Inflation vs. CVEUSD Exchange Rate Since 2020
Since 2020, CV’s inflation rate MoM and the CVE/USD exchange rate have shown a moderate inverse correlation (r = -0.45). Periods of rising inflation often coincide with CVE appreciation, reflecting tighter monetary policy expectations. Conversely, deflationary episodes align with CVE depreciation, as seen in late 2025. This relationship underscores the importance of inflation data in FX market dynamics.
FAQ
- What is the current inflation rate MoM for CV?
- The latest inflation rate MoM for CV is -0.10% as of November 2025, indicating slight deflation.
- How does this inflation reading compare historically?
- It is an improvement from October’s -0.40% but below the 12-month average of 0.30%, marking continued softness.
- What are the macroeconomic implications of this inflation trend?
- Subdued inflation suggests delayed monetary tightening, cautious fiscal policy, and potential currency depreciation risks.
Key takeaway: CV’s inflation rate MoM shows tentative stabilization amid deflationary pressures, with policy and market responses signaling cautious optimism but heightened sensitivity to external shocks.

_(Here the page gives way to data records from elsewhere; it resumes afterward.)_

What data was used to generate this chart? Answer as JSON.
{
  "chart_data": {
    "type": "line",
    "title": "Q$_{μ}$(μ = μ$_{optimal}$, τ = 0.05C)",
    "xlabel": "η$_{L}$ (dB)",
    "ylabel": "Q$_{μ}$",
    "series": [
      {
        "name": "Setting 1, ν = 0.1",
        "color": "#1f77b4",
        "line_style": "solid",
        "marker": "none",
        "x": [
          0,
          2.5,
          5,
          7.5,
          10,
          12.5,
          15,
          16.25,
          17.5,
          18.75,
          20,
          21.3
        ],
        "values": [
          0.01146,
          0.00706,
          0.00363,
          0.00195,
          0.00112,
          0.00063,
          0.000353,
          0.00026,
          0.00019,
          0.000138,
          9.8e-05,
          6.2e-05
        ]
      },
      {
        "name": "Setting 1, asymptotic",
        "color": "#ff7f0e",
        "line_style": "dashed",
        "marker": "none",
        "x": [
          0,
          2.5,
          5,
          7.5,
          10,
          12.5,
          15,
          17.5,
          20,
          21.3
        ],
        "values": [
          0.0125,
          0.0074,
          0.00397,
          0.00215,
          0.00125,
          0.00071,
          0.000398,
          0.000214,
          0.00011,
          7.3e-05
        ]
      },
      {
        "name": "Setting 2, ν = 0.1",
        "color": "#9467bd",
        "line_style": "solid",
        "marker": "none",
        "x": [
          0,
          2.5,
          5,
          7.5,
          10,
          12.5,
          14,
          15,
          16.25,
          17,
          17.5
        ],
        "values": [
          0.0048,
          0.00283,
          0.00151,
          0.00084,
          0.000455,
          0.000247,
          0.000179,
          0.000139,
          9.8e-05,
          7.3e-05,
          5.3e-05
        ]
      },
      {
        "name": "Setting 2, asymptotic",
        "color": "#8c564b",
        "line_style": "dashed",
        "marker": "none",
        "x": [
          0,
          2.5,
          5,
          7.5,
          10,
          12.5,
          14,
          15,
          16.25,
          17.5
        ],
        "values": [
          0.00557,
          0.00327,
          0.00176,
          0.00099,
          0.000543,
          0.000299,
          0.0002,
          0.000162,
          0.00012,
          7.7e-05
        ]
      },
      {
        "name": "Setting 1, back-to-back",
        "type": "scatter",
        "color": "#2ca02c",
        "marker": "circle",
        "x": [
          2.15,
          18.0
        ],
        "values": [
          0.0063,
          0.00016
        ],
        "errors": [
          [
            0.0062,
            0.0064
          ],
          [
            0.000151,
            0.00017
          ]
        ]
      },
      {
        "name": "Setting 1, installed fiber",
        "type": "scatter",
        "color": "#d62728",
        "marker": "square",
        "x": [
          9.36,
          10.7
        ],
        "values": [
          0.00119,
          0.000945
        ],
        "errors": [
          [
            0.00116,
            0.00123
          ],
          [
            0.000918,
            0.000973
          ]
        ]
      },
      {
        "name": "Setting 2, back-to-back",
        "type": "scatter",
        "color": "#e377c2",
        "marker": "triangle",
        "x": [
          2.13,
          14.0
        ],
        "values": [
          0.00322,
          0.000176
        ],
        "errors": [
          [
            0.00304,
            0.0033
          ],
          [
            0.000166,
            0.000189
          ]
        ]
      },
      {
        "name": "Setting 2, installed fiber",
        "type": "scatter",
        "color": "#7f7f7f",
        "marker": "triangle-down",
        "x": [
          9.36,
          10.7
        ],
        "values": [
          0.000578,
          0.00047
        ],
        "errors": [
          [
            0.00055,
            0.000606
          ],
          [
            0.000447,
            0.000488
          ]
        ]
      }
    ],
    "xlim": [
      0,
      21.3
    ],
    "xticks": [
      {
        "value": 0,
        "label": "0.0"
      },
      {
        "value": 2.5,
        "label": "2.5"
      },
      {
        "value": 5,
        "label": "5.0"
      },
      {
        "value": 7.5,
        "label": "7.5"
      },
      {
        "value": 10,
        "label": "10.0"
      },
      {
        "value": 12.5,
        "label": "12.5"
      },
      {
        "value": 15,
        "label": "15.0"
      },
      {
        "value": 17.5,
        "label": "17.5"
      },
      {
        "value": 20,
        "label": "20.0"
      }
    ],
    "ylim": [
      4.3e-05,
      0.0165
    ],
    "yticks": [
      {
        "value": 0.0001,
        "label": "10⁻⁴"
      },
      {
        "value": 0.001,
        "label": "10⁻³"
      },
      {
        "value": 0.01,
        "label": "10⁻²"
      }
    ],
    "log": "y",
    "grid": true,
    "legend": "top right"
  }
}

This has been drafted with AI assistance and then thoroughly reviewed, refined, and approved by our human editorial team to ensure accuracy, and originality.
Updated 11/17/25









The inflation rate MoM of -0.10% in November 2025 contrasts with October’s -0.40% and the 12-month average of 0.30%. This indicates a deceleration in deflationary pressures but continued softness overall. The chart below illustrates the monthly inflation trajectory over the past six months, highlighting the peak of 0.90% in August and the subsequent decline.
Key figure: The August 2025 inflation spike of 0.90% remains the highest monthly reading in the past year, driven by temporary supply constraints and energy price rebounds.